最悪だ。彼女が覚えていたら忘れた自分は最低男だし、覚えていなかったら強姦魔と言われても否定できない。どっちに転んでも自分の立場は危うい。男とはそういう時立場が弱い。ただ、お互い忘れていれば説得次第で元の関係に戻れるのではないかと淡い期待をした。最低男扱いより100倍マシだ。
「んぅ……?」
彼女が起きた。昨日のことを覚えているのか、いないのか。
「……おはよう」
ふわり、という効果音が似合う声だった。そんな声、職場では聞いたことがない、甘いマシュマロを連想させるような声。間違いない、彼女は覚えている。終わった。
「あの……ッ」
「昨日はありがとう。私も大好きだよ」
土下座しようとベッド下に行こうとしたが、彼女の告白に思わず思考が停止した。今彼女はなんと言った?
私も?も?
「あんなに熱烈なことを言うなんて、普段と違うから……かっこよかった」
彼女は赤くなった頬をシーツで隠す。
何を言ったんだ。昨日の俺は彼女にナニをして何を言ったんだ。
「まさか、あんなことをするとは思わなかったけど……」
何をしたんだ。彼女に何をしたんだ。なんで彼女は耳まで真っ赤なんだ。あんなことってどんなことなんだ。
「ふふ、それに告白の言葉がアレなのはどうかなとは思ったけど」
アレってなんですか。彼女の口から信じられない言葉がポンポン出てくる。昨日の自分はどうやったのか彼女を口説き、落とし、既成事実まで手に入れたらしい。そんな馬鹿な。信じられない。そんな極楽楽園の時間を覚えていない自分が1番信じられない。
「ねえ、黙ってないでなにか言って?」
黙り込んでいたことに不安になったのか、彼女が語りかける。無口だと思っていた自分だが、昨日の自分はそれは饒舌に愛を語ったようだ。
「好きです。愛しています。結婚してください」
そんな記憶を持ち合わせていない自分が出せるのは無味無臭と言っていいほどのストレートな言葉。彼女はまた赤くして頷いてくれた。

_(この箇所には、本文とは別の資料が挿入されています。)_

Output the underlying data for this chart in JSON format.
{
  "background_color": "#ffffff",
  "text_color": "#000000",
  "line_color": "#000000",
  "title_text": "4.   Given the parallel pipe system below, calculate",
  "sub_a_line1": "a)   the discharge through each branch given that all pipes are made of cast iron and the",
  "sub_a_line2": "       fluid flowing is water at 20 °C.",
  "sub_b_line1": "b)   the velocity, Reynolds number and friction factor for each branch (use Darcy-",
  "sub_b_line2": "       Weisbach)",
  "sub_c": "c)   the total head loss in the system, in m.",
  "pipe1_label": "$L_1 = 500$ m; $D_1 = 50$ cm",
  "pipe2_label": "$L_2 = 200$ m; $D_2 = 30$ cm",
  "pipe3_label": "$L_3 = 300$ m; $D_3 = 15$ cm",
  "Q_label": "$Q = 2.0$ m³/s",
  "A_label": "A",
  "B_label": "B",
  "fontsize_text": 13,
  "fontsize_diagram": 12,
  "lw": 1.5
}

そっと抱き寄せると手を背中に回してくれる。この瞬間、この空白期間のことは絶対彼女に悟られずに墓場まで持って行こうと心に決めた。
【空白】
喉が痛い。手足がだるい。全く動けない。熱い。
完全な風邪だった。あいにくひとりぐらしのため看病してくれる人はいない。
なんとか仕事からふらふらになって帰ってきてそのまま布団にダイブして寝落ちたようだ。
「あーきつい……」
ひとりぐらしは長くやっているつもりだ。それでもこういう時、ひとりきりが辛く苦しいものだとしみじみ実感する。
ふと1人の男の顔が浮かんだ。来るわけがない。
自嘲した瞬間、また眠気が襲ってきた。どうやら薬も水も飲めないようだ。
ひんやりとしたものが顔を冷やしている。あんなにベタベタした肌がさらりとしたものになっている。
「ん……?」
ふと目を開けると、男がソファでなにやら作業をしていた。カタカタ音がしているから、パソコンを使っているのかもしれない。
「……起きましたか」
彼は水の入ったペットボトルを差し出してくる。常温の水は体にずいぶん染み渡るように感じて、ごくごくと勢いよく飲んでしまった。拍子に服にぼたぼたとこぼれてしまったが、彼は一切慌てずタオルで拭いてくれた。
「こんなになるまで、無理しすぎですよ。なぜ知らせてくれなかったんですか」
じと、と恨みがましく見つめてくる目に思わず顔を逸らす。両手で逸らした顔を掴み見つめられると、顔を近づけてきたので思わず目を瞑った。
「……熱はだいぶ下がりましたね」
「へ?」
目を開けると、クックッと笑いを堪えるような声を出している。
「……キスするかと思いました?」
「……? ……ッ!!!」
彼の手のひらで転がされたこととか、合鍵を渡したことを思い出したこととか、すべてがなにか気恥ずかしくなって毛布を彼の顔面に叩きつけてやった。